3.3.3. Chromatin state discovery
We applied ChromHMM, a machine learning approach evaluating epigenomic information (called marks) across multiple cell types (CD04+ and CD08+ T cells) and multiple conditions (HS, Pre-Diab, T2D). As reported, this method allows to recognize chromatin states, by identifying their genomic occurrences . The combination of multiple marks and the relative genomic annotation can be highly informative of distinct biological functions. Starting from 18 emission states (Supplementary Figure 7) (Supplementary Table 12), we selected only genomic regions associated to a decreased (state 1) or increased (states 7, 9) methylation level vs HS. Then, we found 600 genomic regions associated to hypo-state 1 and 13947 associated to hyper-states 7 and 9 from Pre-Diab to T2D. Interestingly, we observed that the most states were distinctly associated with hypermethylation status during increasing hyperglycemia. As a consequence, we supported that a continuous glucose intake could induce a progressive DNA hypermethylation in both T cells.

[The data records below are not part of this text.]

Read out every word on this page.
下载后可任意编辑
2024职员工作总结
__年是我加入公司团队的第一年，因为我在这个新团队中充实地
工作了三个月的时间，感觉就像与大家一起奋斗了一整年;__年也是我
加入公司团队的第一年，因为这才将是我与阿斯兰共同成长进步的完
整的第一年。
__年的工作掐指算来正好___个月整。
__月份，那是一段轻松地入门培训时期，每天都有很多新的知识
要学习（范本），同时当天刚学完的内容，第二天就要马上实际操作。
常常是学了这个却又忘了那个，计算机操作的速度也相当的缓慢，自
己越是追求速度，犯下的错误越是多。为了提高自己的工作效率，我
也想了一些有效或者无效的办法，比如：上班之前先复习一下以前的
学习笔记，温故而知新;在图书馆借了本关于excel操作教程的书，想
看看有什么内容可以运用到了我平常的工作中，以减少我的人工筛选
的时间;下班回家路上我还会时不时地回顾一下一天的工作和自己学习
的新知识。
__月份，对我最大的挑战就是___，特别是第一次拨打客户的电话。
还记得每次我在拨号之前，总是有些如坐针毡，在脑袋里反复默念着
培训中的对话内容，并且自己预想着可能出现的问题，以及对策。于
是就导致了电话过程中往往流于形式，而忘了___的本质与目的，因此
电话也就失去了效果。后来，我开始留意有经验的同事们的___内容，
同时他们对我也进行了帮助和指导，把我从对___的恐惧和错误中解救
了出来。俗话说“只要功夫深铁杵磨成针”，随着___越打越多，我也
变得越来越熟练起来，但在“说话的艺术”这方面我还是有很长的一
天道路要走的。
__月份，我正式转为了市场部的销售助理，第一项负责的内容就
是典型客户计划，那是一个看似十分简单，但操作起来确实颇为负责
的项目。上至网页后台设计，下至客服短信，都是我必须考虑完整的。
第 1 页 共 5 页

Since hypermethylation of CpG islands clustered around transcription start sites (TSS) usually modulate gene expression , we considered only methylated regions annotated to promoters (<=1Kb). Then, we performed pathway analysis for these two groups of genes, by using web tool g:Profiler. We founded a total of 61 genes and 1198 genes annotated to hypo-state and hyper-states, respectively (Figure 3). We noted that genes associated to hypo-state enriched “phenotypic abnormalities”. In particular, several genes, such as LRP5, ANGPTL6, SDHC and CCM2, characterized abnormalities of “CV system” and “blood circulation”. Instead, for genes associated to hyper-states, we found an enrichment in many KEGG and REACTOME pathways and numerous “human phenotypes”. In particular, KEGG analysis revealed three crucial signaling pathway, including MAPK, which plays an important role in the “regulation of CV diseases” and “cerebrovascular diseases” , PPAR, which is involved in “myocardial metabolism”,  and ERBB, involved in “diabetes-induced cardiac dysfunction” . From REACTOME, we found 54 genes, such as CD36, PPP2R5C and SOS1 involved in the pathogenesis of “insulin resistance”, “glycemic control of T2D” and “CV diseases”. Moreover, we noticed a lot of genes involved in “innate and adaptive immune system pathways”. Finally, also through GO analysis, we found alterations in numerous “human phenotypes”. A total of 51 genes characterized the increased “inflammatory response”. In particular, some cytokine genes, such as interleukin 1 (IL-1), several complement cascade members, such as C5 and C4B showed a pathogenic role in “arterial hypertension”, whereas SMAD3 mediated “diabetic cardiac hypertrophy”. A large common set of genes was involved in “abnormality” of vascular (n=71), heart (n=45) and systemic arterial (n=28) morphology. Instead, a small group of these common genes, including SMAD3, NDE1, RAD51C, ZMPSTE24, FANCD2, PPARG, MYLK, GTF2I and FANCG, characterized also “abnormal carotid artery morphology”. Finally, another smaller group of genes, containing ABCC8, SAG and UCP2, was associated to “abnormal insulin level”.